Pair Corralation between Moderna and BioNTech

Assuming the 90 days horizon Moderna is expected to under-perform the BioNTech. In addition to that, Moderna is 1.35 times more volatile than BioNTech SE. It trades about -0.04 of its total potential returns per unit of risk. BioNTech SE is currently generating about 0.03 per unit of volatility. If you would invest  8,798  in BioNTech SE on August 25, 2024 and sell it today you would earn a total of  1,502  from holding BioNTech SE or generate 17.07% return on investment over 90 days.
Time Period3 Months [change]
DirectionMoves Against 
StrengthVery Weak
Accuracy100.0%
ValuesDaily Returns

Moderna  vs.  BioNTech SE

 Performance 
       Timeline  
Moderna 

Risk-Adjusted Performance

0 of 100

 
Weak
 
Strong
Very Weak
Over the last 90 days Moderna has generated negative risk-adjusted returns adding no value to investors with long positions. Despite fragile performance in the last few months, the Stock's basic indicators remain nearly stable which may send shares a bit higher in December 2024. The current disturbance may also be a sign of long-run up-swing for the company stockholders.
BioNTech SE 

Risk-Adjusted Performance

9 of 100

 
Weak
 
Strong
OK
Compared to the overall equity markets, risk-adjusted returns on investments in BioNTech SE are ranked lower than 9 (%) of all global equities and portfolios over the last 90 days. Despite nearly fragile basic indicators, BioNTech reported solid returns over the last few months and may actually be approaching a breakup point.

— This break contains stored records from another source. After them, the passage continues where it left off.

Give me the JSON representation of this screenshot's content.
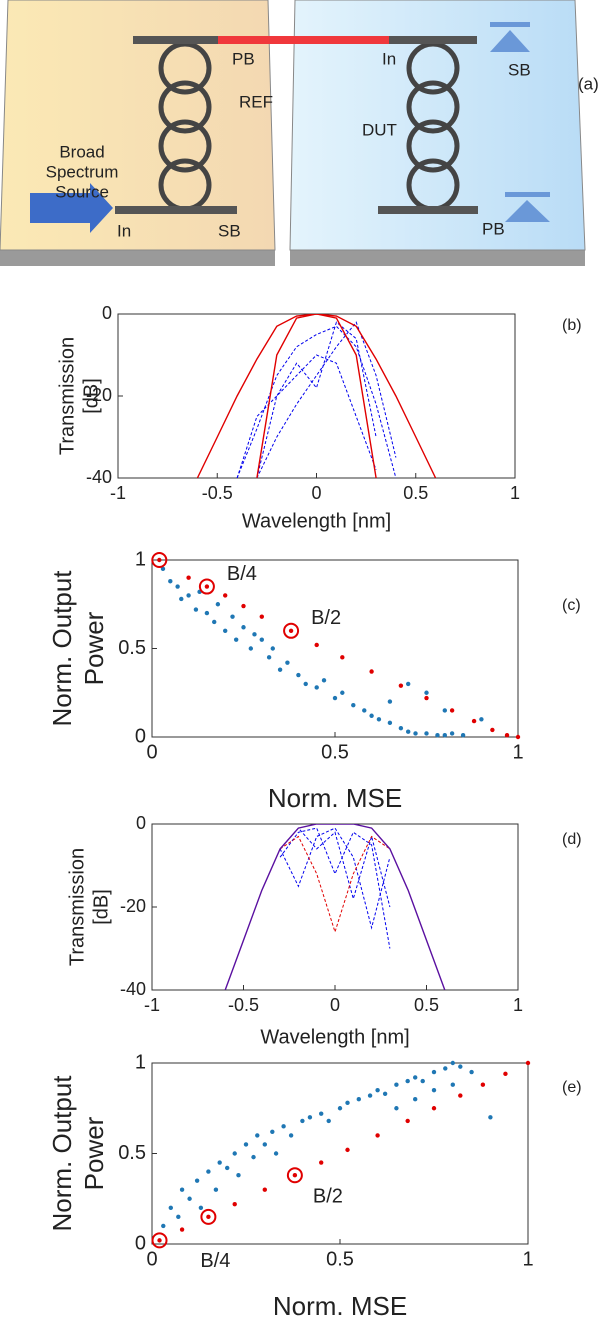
{
  "diagram": {
    "panel_label": "(a)",
    "labels": [
      "PB",
      "In",
      "REF",
      "DUT",
      "Broad",
      "Spectrum",
      "Source",
      "In",
      "SB",
      "SB",
      "PB"
    ]
  },
  "chart_data": [
    {
      "type": "line",
      "panel_label": "(b)",
      "xlabel": "Wavelength [nm]",
      "ylabel": [
        "Transmission",
        "[dB]"
      ],
      "xlim": [
        -1,
        1
      ],
      "xticks": [
        -1,
        -0.5,
        0,
        0.5,
        1
      ],
      "ylim": [
        -40,
        0
      ],
      "yticks": [
        -40,
        -20,
        0
      ],
      "x": [
        -0.6,
        -0.5,
        -0.4,
        -0.3,
        -0.2,
        -0.1,
        0,
        0.1,
        0.2,
        0.3,
        0.4,
        0.5,
        0.6
      ],
      "series": [
        {
          "color": "#0000ee",
          "dashed": true,
          "values": [
            null,
            null,
            -40,
            -28,
            -15,
            -8,
            -5,
            -3,
            -8,
            -22,
            -40,
            null,
            null
          ]
        },
        {
          "color": "#0000ee",
          "dashed": true,
          "values": [
            null,
            null,
            null,
            -40,
            -20,
            -12,
            -18,
            -2,
            -6,
            -30,
            null,
            null,
            null
          ]
        },
        {
          "color": "#0000ee",
          "dashed": true,
          "values": [
            null,
            null,
            -40,
            -25,
            -20,
            -15,
            -10,
            -12,
            -25,
            -38,
            null,
            null,
            null
          ]
        },
        {
          "color": "#0000ee",
          "dashed": true,
          "values": [
            null,
            null,
            null,
            -40,
            -30,
            -22,
            -15,
            -8,
            -2,
            -15,
            -35,
            null,
            null
          ]
        },
        {
          "color": "#e00000",
          "dashed": false,
          "values": [
            -40,
            -30,
            -20,
            -11,
            -3,
            -0.5,
            0,
            -0.5,
            -3,
            -11,
            -20,
            -30,
            -40
          ]
        },
        {
          "color": "#e00000",
          "dashed": false,
          "values": [
            null,
            null,
            null,
            -40,
            -10,
            -1,
            0,
            -1,
            -10,
            -40,
            null,
            null,
            null
          ]
        }
      ]
    },
    {
      "type": "scatter",
      "panel_label": "(c)",
      "xlabel": "Norm. MSE",
      "ylabel": [
        "Norm. Output",
        "Power"
      ],
      "xlim": [
        0,
        1
      ],
      "xticks": [
        0,
        0.5,
        1
      ],
      "ylim": [
        0,
        1
      ],
      "yticks": [
        0,
        0.5,
        1
      ],
      "series": [
        {
          "color": "#1f77b4",
          "x": [
            0.03,
            0.05,
            0.07,
            0.08,
            0.1,
            0.12,
            0.13,
            0.15,
            0.17,
            0.18,
            0.2,
            0.22,
            0.23,
            0.25,
            0.27,
            0.28,
            0.3,
            0.32,
            0.33,
            0.35,
            0.37,
            0.4,
            0.42,
            0.45,
            0.47,
            0.5,
            0.52,
            0.55,
            0.58,
            0.6,
            0.62,
            0.65,
            0.68,
            0.7,
            0.72,
            0.75,
            0.78,
            0.8,
            0.82,
            0.85,
            0.7,
            0.75,
            0.8,
            0.65,
            0.9
          ],
          "values": [
            0.95,
            0.88,
            0.85,
            0.78,
            0.8,
            0.72,
            0.82,
            0.7,
            0.65,
            0.75,
            0.6,
            0.68,
            0.55,
            0.62,
            0.5,
            0.58,
            0.55,
            0.45,
            0.5,
            0.38,
            0.42,
            0.35,
            0.3,
            0.28,
            0.32,
            0.22,
            0.25,
            0.18,
            0.15,
            0.12,
            0.1,
            0.08,
            0.05,
            0.03,
            0.02,
            0.02,
            0.01,
            0.01,
            0.02,
            0.01,
            0.3,
            0.25,
            0.15,
            0.2,
            0.1
          ]
        },
        {
          "color": "#e00000",
          "x": [
            0.02,
            0.1,
            0.15,
            0.2,
            0.25,
            0.3,
            0.38,
            0.45,
            0.52,
            0.6,
            0.68,
            0.75,
            0.82,
            0.88,
            0.93,
            0.97,
            1
          ],
          "values": [
            1,
            0.9,
            0.85,
            0.8,
            0.74,
            0.68,
            0.6,
            0.52,
            0.45,
            0.37,
            0.29,
            0.22,
            0.15,
            0.09,
            0.04,
            0.01,
            0
          ]
        }
      ],
      "highlights": [
        {
          "x": 0.02,
          "y": 1
        },
        {
          "x": 0.15,
          "y": 0.85,
          "label": "B/4"
        },
        {
          "x": 0.38,
          "y": 0.6,
          "label": "B/2"
        }
      ]
    },
    {
      "type": "line",
      "panel_label": "(d)",
      "xlabel": "Wavelength [nm]",
      "ylabel": [
        "Transmission",
        "[dB]"
      ],
      "xlim": [
        -1,
        1
      ],
      "xticks": [
        -1,
        -0.5,
        0,
        0.5,
        1
      ],
      "ylim": [
        -40,
        0
      ],
      "yticks": [
        -40,
        -20,
        0
      ],
      "x": [
        -0.6,
        -0.5,
        -0.4,
        -0.3,
        -0.2,
        -0.1,
        0,
        0.1,
        0.2,
        0.3,
        0.4,
        0.5,
        0.6
      ],
      "series": [
        {
          "color": "#0000ee",
          "dashed": true,
          "values": [
            null,
            null,
            null,
            -6,
            -15,
            -3,
            -1,
            -8,
            -25,
            -8,
            null,
            null,
            null
          ]
        },
        {
          "color": "#0000ee",
          "dashed": true,
          "values": [
            null,
            null,
            null,
            -8,
            -2,
            -1,
            -12,
            -2,
            -5,
            -30,
            null,
            null,
            null
          ]
        },
        {
          "color": "#0000ee",
          "dashed": true,
          "values": [
            null,
            null,
            null,
            -6,
            -1,
            -6,
            -2,
            -18,
            -3,
            -20,
            null,
            null,
            null
          ]
        },
        {
          "color": "#e00000",
          "dashed": true,
          "values": [
            null,
            null,
            null,
            -6,
            -3,
            -12,
            -26,
            -12,
            -3,
            -6,
            null,
            null,
            null
          ]
        },
        {
          "color": "#5a10a0",
          "dashed": false,
          "values": [
            -40,
            -28,
            -16,
            -6,
            -1,
            0,
            0,
            0,
            -1,
            -6,
            -16,
            -28,
            -40
          ]
        }
      ]
    },
    {
      "type": "scatter",
      "panel_label": "(e)",
      "xlabel": "Norm. MSE",
      "ylabel": [
        "Norm. Output",
        "Power"
      ],
      "xlim": [
        0,
        1
      ],
      "xticks": [
        0,
        0.5,
        1
      ],
      "ylim": [
        0,
        1
      ],
      "yticks": [
        0,
        0.5,
        1
      ],
      "series": [
        {
          "color": "#1f77b4",
          "x": [
            0.03,
            0.05,
            0.07,
            0.08,
            0.1,
            0.12,
            0.13,
            0.15,
            0.17,
            0.18,
            0.2,
            0.22,
            0.23,
            0.25,
            0.27,
            0.28,
            0.3,
            0.32,
            0.33,
            0.35,
            0.37,
            0.4,
            0.42,
            0.45,
            0.47,
            0.5,
            0.52,
            0.55,
            0.58,
            0.6,
            0.62,
            0.65,
            0.68,
            0.7,
            0.72,
            0.75,
            0.78,
            0.8,
            0.82,
            0.85,
            0.7,
            0.75,
            0.8,
            0.65,
            0.9
          ],
          "values": [
            0.1,
            0.2,
            0.15,
            0.3,
            0.25,
            0.35,
            0.2,
            0.4,
            0.3,
            0.45,
            0.42,
            0.5,
            0.38,
            0.55,
            0.48,
            0.6,
            0.55,
            0.62,
            0.5,
            0.65,
            0.6,
            0.68,
            0.7,
            0.72,
            0.68,
            0.75,
            0.78,
            0.8,
            0.82,
            0.85,
            0.83,
            0.88,
            0.9,
            0.92,
            0.9,
            0.95,
            0.97,
            1,
            0.98,
            0.95,
            0.8,
            0.85,
            0.88,
            0.75,
            0.7
          ]
        },
        {
          "color": "#e00000",
          "x": [
            0.02,
            0.08,
            0.15,
            0.22,
            0.3,
            0.38,
            0.45,
            0.52,
            0.6,
            0.68,
            0.75,
            0.82,
            0.88,
            0.94,
            1
          ],
          "values": [
            0.02,
            0.08,
            0.15,
            0.22,
            0.3,
            0.38,
            0.45,
            0.52,
            0.6,
            0.68,
            0.75,
            0.82,
            0.88,
            0.94,
            1
          ]
        }
      ],
      "highlights": [
        {
          "x": 0.02,
          "y": 0.02
        },
        {
          "x": 0.15,
          "y": 0.15,
          "label": "B/4"
        },
        {
          "x": 0.38,
          "y": 0.38,
          "label": "B/2"
        }
      ]
    }
  ]
}
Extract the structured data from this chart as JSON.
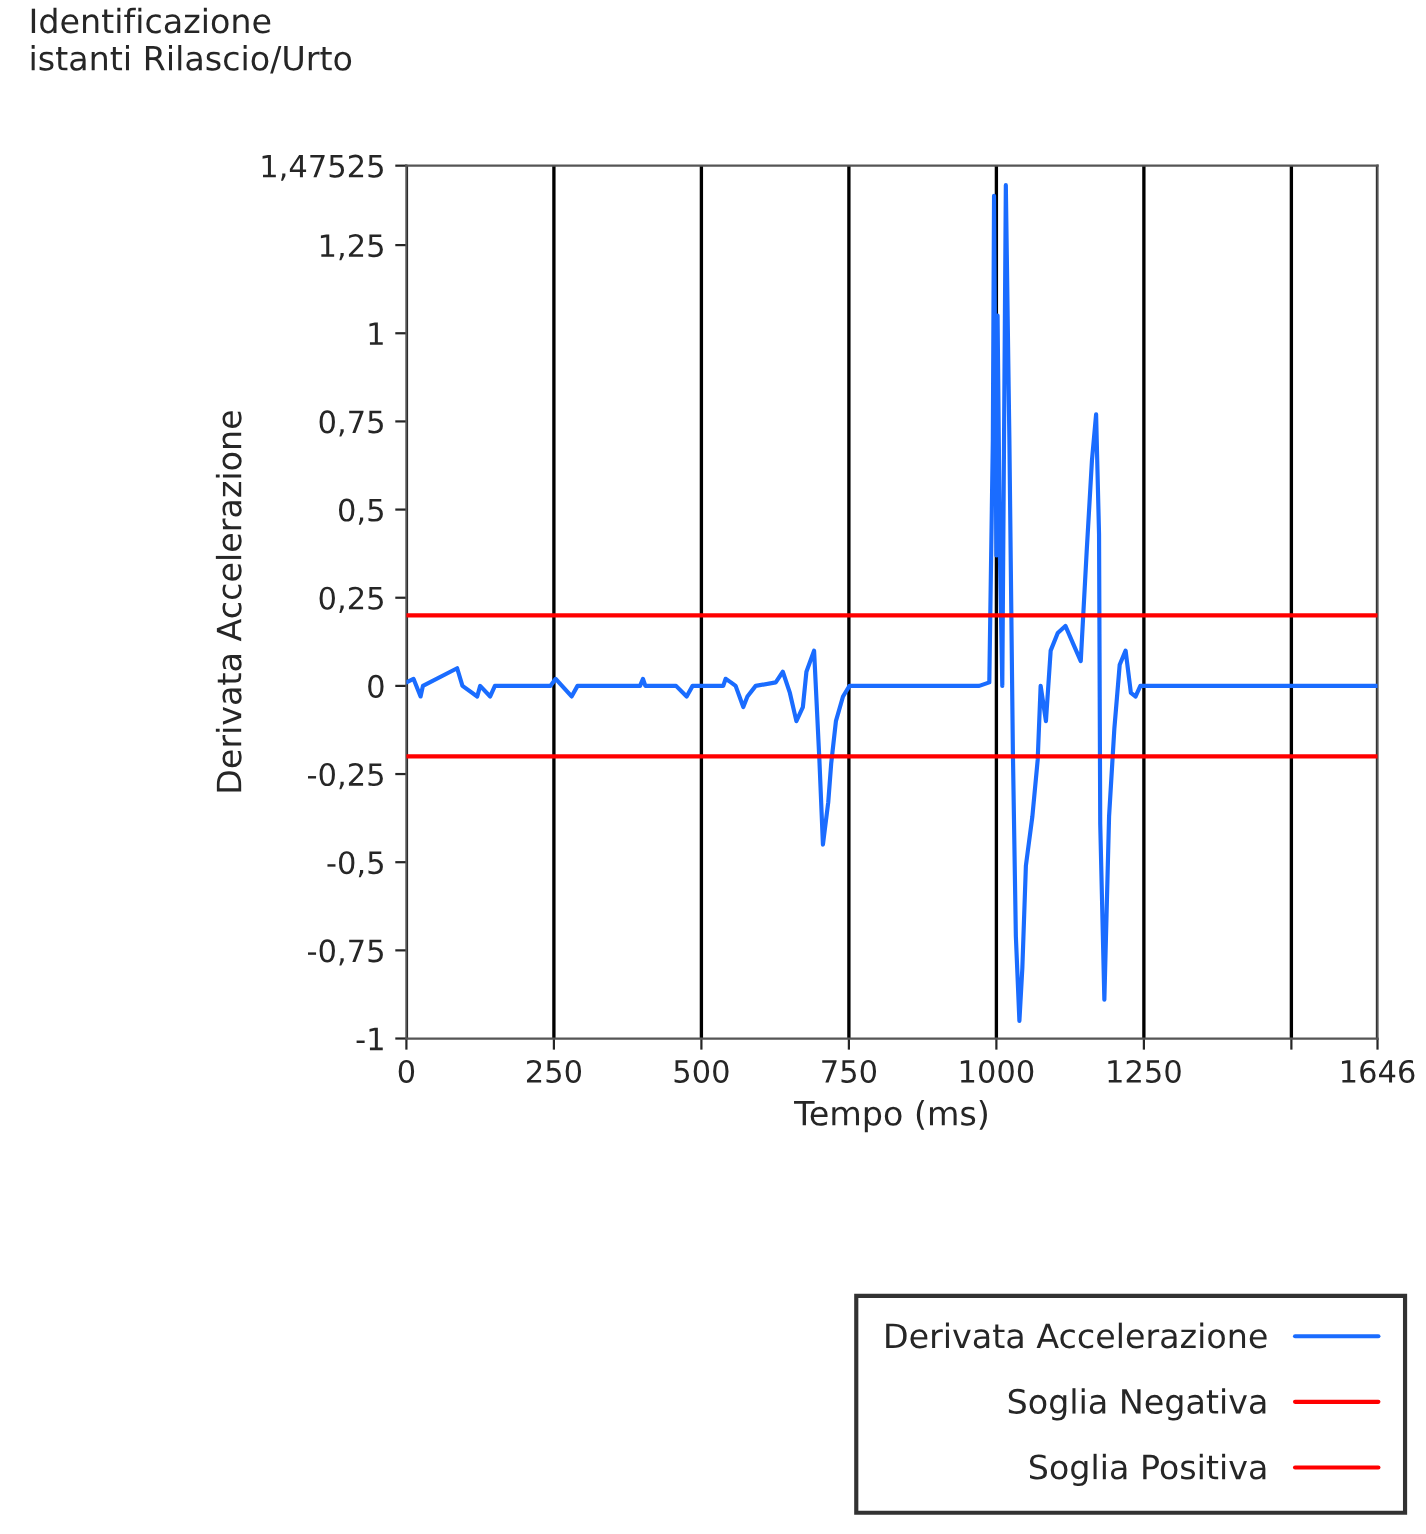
{
  "chart_data": {
    "type": "line",
    "title": "Identificazione\nistanti Rilascio/Urto",
    "xlabel": "Tempo (ms)",
    "ylabel": "Derivata Accelerazione",
    "xlim": [
      0,
      1646
    ],
    "xticks": [
      0,
      250,
      500,
      750,
      1000,
      1250,
      {
        "value": 1500,
        "label": null
      },
      1646
    ],
    "ylim": [
      -1,
      1.47525
    ],
    "yticks": [
      {
        "value": -1,
        "label": "-1"
      },
      {
        "value": -0.75,
        "label": "-0,75"
      },
      {
        "value": -0.5,
        "label": "-0,5"
      },
      {
        "value": -0.25,
        "label": "-0,25"
      },
      {
        "value": 0,
        "label": "0"
      },
      {
        "value": 0.25,
        "label": "0,25"
      },
      {
        "value": 0.5,
        "label": "0,5"
      },
      {
        "value": 0.75,
        "label": "0,75"
      },
      {
        "value": 1,
        "label": "1"
      },
      {
        "value": 1.25,
        "label": "1,25"
      },
      {
        "value": 1.47525,
        "label": "1,47525"
      }
    ],
    "grid": "x",
    "legend": "bottom",
    "series": [
      {
        "name": "Derivata Accelerazione",
        "color": "#1a6cff",
        "x": [
          0,
          12,
          24,
          28,
          86,
          95,
          120,
          125,
          142,
          150,
          244,
          253,
          280,
          290,
          396,
          401,
          405,
          457,
          475,
          485,
          537,
          541,
          550,
          558,
          571,
          578,
          592,
          626,
          638,
          650,
          661,
          672,
          678,
          691,
          700,
          706,
          715,
          720,
          728,
          740,
          751,
          971,
          988,
          994,
          996,
          1000,
          1002,
          1006,
          1010,
          1016,
          1022,
          1028,
          1033,
          1039,
          1044,
          1050,
          1061,
          1070,
          1075,
          1084,
          1092,
          1104,
          1117,
          1130,
          1143,
          1153,
          1162,
          1169,
          1174,
          1176,
          1183,
          1191,
          1200,
          1209,
          1219,
          1228,
          1236,
          1244,
          1253,
          1646
        ],
        "values": [
          0.01,
          0.02,
          -0.03,
          0,
          0.05,
          0,
          -0.03,
          0,
          -0.03,
          0,
          0,
          0.02,
          -0.03,
          0,
          0,
          0.02,
          0,
          0,
          -0.03,
          0,
          0,
          0.02,
          0.01,
          0,
          -0.06,
          -0.03,
          0,
          0.01,
          0.04,
          -0.02,
          -0.1,
          -0.06,
          0.04,
          0.1,
          -0.21,
          -0.45,
          -0.33,
          -0.22,
          -0.1,
          -0.03,
          0,
          0,
          0.01,
          0.7,
          1.39,
          0.37,
          1.05,
          0.37,
          0,
          1.42,
          0.7,
          -0.19,
          -0.71,
          -0.95,
          -0.8,
          -0.51,
          -0.37,
          -0.21,
          0,
          -0.1,
          0.1,
          0.15,
          0.17,
          0.12,
          0.07,
          0.38,
          0.64,
          0.77,
          0.43,
          -0.39,
          -0.89,
          -0.37,
          -0.12,
          0.06,
          0.1,
          -0.02,
          -0.03,
          0,
          0,
          0
        ]
      },
      {
        "name": "Soglia Negativa",
        "color": "#ff0000",
        "x": [
          0,
          1646
        ],
        "values": [
          -0.2,
          -0.2
        ]
      },
      {
        "name": "Soglia Positiva",
        "color": "#ff0000",
        "x": [
          0,
          1646
        ],
        "values": [
          0.2,
          0.2
        ]
      }
    ]
  }
}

Moderna and BioNTech Volatility Contrast

   Predicted Return Density   
       Returns  

Pair Trading with Moderna and BioNTech

The main advantage of trading using opposite Moderna and BioNTech positions is that it hedges away some unsystematic risk. Because of two separate transactions, even if Moderna position performs unexpectedly, BioNTech can make up some of the losses. Pair trading also minimizes risk from directional movements in the market. For example, if an entire industry or sector drops because of unexpected headlines, the short position in BioNTech will offset losses from the drop in BioNTech's long position.
The idea behind Moderna and BioNTech SE pairs trading is to make the combined position market-neutral, meaning the overall market's direction will not affect its win or loss (or potential downside or upside). This can be achieved by designing a pairs trade with two highly correlated stocks or equities that operate in a similar space or sector, making it possible to obtain profits through simple and relatively low-risk investment.
Check out your portfolio center.
Note that this page's information should be used as a complementary analysis to find the right mix of equity instruments to add to your existing portfolios or create a brand new portfolio. You can also try the My Watchlist Analysis module to analyze my current watchlist and to refresh optimization strategy. Macroaxis watchlist is based on self-learning algorithm to remember stocks you like.